Exercising Your Rights:

• For Personalised AI Users (Students/Parents): As SchoolGPT acts as a Data Processor for the school, please direct any requests to exercise your data protection rights (including requests for rectification) to your school administration (the Data Controller). The school is responsible for verifying and correcting the primary record of student data (e.g., in their Management Information System). We will fully support the school in responding to your request and implementing necessary changes to the data processed within SchoolGPT, in accordance with our DPA.
• For Waiting List Members: You can exercise your rights directly by contacting us at privacy@schoolgpt.com.

You also have the right to lodge a complaint with the UK's supervisory authority, the Information Commissioner's Office (ICO), if you believe your data protection rights have been infringed. Website: https://www.ico.org.uk

9. Children's Privacy

• Our services are intended for use in educational settings and may be used by children under the age of 18.
• For the Personalised AI service, the school (as Data Controller) is responsible for ensuring they have the appropriate legal basis, including obtaining any necessary parental consent under applicable laws, before providing student data to us or allowing students to use the service.
• Our Terms of Service require that users under 18 have permission from a parent or legal guardian.
• We treat children's data with the highest level of care and apply strict security measures as outlined in our Information Security Policy. We do not knowingly collect personal data from children outside the scope of providing our contracted services to schools.

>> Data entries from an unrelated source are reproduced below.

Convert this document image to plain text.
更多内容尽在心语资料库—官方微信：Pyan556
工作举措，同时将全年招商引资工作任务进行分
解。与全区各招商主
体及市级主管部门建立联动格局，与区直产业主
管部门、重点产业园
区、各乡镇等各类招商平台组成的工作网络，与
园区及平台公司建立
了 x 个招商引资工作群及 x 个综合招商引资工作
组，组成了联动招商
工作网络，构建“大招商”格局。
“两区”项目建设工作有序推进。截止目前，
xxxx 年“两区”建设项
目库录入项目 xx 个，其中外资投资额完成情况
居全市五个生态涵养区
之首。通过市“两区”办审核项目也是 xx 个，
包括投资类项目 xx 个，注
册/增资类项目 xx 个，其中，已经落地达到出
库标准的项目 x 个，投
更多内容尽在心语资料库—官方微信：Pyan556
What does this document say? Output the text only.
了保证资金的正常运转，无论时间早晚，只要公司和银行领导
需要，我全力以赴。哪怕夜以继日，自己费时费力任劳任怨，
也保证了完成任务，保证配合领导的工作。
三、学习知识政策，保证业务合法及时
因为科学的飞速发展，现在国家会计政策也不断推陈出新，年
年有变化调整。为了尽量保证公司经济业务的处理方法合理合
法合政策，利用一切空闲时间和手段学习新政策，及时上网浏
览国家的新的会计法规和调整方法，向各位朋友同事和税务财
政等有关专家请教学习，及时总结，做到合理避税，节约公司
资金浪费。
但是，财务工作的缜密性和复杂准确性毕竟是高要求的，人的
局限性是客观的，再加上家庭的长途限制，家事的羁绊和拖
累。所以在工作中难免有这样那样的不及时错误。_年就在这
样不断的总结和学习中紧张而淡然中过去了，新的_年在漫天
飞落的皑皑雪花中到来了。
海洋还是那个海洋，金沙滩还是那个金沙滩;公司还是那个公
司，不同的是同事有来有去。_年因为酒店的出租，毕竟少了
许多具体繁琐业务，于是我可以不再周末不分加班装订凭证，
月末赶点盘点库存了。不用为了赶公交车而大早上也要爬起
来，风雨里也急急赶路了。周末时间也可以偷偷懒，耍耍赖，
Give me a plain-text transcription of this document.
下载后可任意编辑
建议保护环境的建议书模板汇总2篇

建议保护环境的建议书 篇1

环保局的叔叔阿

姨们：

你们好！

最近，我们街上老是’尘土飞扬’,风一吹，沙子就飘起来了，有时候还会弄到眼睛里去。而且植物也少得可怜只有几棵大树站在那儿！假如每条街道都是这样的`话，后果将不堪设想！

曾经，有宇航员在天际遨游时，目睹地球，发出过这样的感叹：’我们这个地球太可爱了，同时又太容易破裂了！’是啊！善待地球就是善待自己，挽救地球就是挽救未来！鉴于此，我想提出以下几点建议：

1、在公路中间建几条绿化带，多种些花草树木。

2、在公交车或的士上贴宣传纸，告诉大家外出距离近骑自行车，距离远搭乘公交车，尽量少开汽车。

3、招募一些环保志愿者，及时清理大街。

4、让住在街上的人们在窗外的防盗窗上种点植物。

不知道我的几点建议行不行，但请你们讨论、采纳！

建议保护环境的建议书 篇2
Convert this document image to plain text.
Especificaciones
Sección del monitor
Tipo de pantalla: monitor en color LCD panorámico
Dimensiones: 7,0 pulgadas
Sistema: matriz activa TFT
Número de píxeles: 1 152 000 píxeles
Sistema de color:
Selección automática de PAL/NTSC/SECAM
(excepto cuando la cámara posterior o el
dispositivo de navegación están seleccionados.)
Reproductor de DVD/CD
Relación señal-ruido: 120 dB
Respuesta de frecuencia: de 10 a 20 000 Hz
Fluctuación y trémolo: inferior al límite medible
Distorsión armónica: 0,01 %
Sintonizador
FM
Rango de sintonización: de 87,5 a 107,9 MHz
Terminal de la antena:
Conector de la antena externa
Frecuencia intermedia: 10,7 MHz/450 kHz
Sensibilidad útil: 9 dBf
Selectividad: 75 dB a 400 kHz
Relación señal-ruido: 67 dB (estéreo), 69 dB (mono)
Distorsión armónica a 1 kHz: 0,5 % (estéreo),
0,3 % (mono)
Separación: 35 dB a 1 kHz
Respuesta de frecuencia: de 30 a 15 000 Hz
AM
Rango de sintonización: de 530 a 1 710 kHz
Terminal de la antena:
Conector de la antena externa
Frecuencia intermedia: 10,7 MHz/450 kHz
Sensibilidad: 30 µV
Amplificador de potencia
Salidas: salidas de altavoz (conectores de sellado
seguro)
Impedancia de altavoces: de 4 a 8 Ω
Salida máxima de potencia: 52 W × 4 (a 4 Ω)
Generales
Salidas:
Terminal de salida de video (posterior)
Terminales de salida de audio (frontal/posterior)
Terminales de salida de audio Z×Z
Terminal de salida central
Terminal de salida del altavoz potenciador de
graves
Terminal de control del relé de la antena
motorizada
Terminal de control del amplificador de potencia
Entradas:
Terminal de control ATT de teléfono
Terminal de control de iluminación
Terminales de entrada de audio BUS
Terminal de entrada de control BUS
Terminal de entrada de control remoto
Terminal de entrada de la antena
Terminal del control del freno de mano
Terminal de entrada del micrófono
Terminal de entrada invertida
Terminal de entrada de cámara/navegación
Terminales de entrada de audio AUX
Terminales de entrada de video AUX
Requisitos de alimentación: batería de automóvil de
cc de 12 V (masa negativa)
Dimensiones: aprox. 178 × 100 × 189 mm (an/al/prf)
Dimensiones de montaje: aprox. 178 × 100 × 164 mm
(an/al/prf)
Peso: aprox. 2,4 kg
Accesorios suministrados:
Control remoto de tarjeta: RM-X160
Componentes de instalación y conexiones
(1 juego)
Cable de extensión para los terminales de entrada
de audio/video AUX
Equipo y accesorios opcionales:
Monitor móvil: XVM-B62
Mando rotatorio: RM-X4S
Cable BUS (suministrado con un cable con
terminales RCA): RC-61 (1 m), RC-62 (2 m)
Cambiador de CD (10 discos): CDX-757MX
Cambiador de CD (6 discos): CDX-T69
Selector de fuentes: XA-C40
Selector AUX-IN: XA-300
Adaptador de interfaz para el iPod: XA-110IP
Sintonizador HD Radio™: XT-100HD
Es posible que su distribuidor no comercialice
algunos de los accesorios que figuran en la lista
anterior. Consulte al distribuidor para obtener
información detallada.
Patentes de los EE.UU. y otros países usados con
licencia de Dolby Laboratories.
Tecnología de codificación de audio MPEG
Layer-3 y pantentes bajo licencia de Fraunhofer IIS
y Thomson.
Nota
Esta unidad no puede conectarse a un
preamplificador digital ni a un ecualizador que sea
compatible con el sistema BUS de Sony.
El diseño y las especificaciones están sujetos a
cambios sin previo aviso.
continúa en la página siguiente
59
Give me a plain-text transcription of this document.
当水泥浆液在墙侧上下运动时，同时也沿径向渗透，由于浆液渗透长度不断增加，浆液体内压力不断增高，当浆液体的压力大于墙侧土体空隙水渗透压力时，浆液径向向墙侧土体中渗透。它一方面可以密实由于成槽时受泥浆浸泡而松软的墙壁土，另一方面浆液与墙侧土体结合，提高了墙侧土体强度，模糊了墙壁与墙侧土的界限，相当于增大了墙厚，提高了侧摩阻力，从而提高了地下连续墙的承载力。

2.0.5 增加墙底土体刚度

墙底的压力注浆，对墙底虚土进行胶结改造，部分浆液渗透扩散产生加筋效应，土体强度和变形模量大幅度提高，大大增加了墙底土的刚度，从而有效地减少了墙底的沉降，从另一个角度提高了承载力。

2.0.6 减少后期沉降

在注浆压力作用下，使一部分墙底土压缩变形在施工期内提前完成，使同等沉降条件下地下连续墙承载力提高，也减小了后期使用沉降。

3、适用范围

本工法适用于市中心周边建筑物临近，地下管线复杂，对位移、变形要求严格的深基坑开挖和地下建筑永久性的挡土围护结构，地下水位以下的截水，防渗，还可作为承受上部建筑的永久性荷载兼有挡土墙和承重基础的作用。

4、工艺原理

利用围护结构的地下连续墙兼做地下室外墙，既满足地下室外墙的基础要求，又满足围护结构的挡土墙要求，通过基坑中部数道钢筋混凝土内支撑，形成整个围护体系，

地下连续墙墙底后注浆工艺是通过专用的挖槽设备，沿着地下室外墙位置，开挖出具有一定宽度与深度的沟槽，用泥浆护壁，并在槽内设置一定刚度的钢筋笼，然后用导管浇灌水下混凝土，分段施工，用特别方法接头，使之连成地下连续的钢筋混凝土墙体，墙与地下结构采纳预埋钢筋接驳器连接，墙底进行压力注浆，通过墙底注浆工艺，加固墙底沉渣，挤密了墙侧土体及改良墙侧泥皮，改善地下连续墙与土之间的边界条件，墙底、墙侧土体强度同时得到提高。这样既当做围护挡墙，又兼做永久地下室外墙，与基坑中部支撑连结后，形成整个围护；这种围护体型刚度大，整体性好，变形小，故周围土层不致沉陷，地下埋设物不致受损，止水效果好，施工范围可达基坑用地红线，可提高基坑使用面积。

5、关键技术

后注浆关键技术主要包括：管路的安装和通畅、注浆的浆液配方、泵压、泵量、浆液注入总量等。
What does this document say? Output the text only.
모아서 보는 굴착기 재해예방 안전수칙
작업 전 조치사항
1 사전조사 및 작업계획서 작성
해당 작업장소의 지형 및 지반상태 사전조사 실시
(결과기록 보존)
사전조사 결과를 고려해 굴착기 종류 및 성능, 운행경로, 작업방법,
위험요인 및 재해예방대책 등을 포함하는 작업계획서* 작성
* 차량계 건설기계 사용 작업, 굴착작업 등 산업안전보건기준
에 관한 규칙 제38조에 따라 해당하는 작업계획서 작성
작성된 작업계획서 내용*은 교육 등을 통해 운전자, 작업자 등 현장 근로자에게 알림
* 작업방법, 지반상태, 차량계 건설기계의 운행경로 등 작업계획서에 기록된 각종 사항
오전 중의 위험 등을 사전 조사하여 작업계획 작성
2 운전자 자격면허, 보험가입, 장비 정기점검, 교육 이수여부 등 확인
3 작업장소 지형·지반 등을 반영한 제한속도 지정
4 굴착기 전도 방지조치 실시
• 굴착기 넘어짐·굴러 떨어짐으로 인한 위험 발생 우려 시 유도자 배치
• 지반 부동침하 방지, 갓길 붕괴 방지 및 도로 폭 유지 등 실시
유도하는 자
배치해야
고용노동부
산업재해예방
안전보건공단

10. Cookies and Tracking Technologies

We use cookies and similar technologies for various purposes:

• Strictly Necessary / Security Cookies: Essential for the basic functioning and security of our website and services. These include cookies for session management and maintaining your logged-in status securely. These cookies cannot be disabled through our preference tools as the service cannot function correctly without them.
• Functionality / Preference Cookies: Used to remember choices you make (such as your language preference) and provide enhanced, more personal features.
• Analytics Cookies: We use cookies associated with Microsoft Clarity and potentially our internal systems to gather aggregated data about how users interact with our services, helping us improve functionality and user experience. Data collected via Clarity is subject to input masking as described earlier.

Managing Cookies:

• When you first visit our website or service, you may be presented with a cookie banner or tool allowing you to manage your preferences for non-essential cookies (like Analytics or Functionality cookies). You can typically adjust these preferences at any time through a link or settings area on our website/service.
• Additionally, most web browsers allow some control of most cookies through the browser settings. To find out more about cookies, including how to see what cookies have been set, visit www.aboutcookies.org or www.allaboutcookies.org.

Please note that disabling certain cookies, especially strictly necessary ones, may affect the functionality and availability of our services.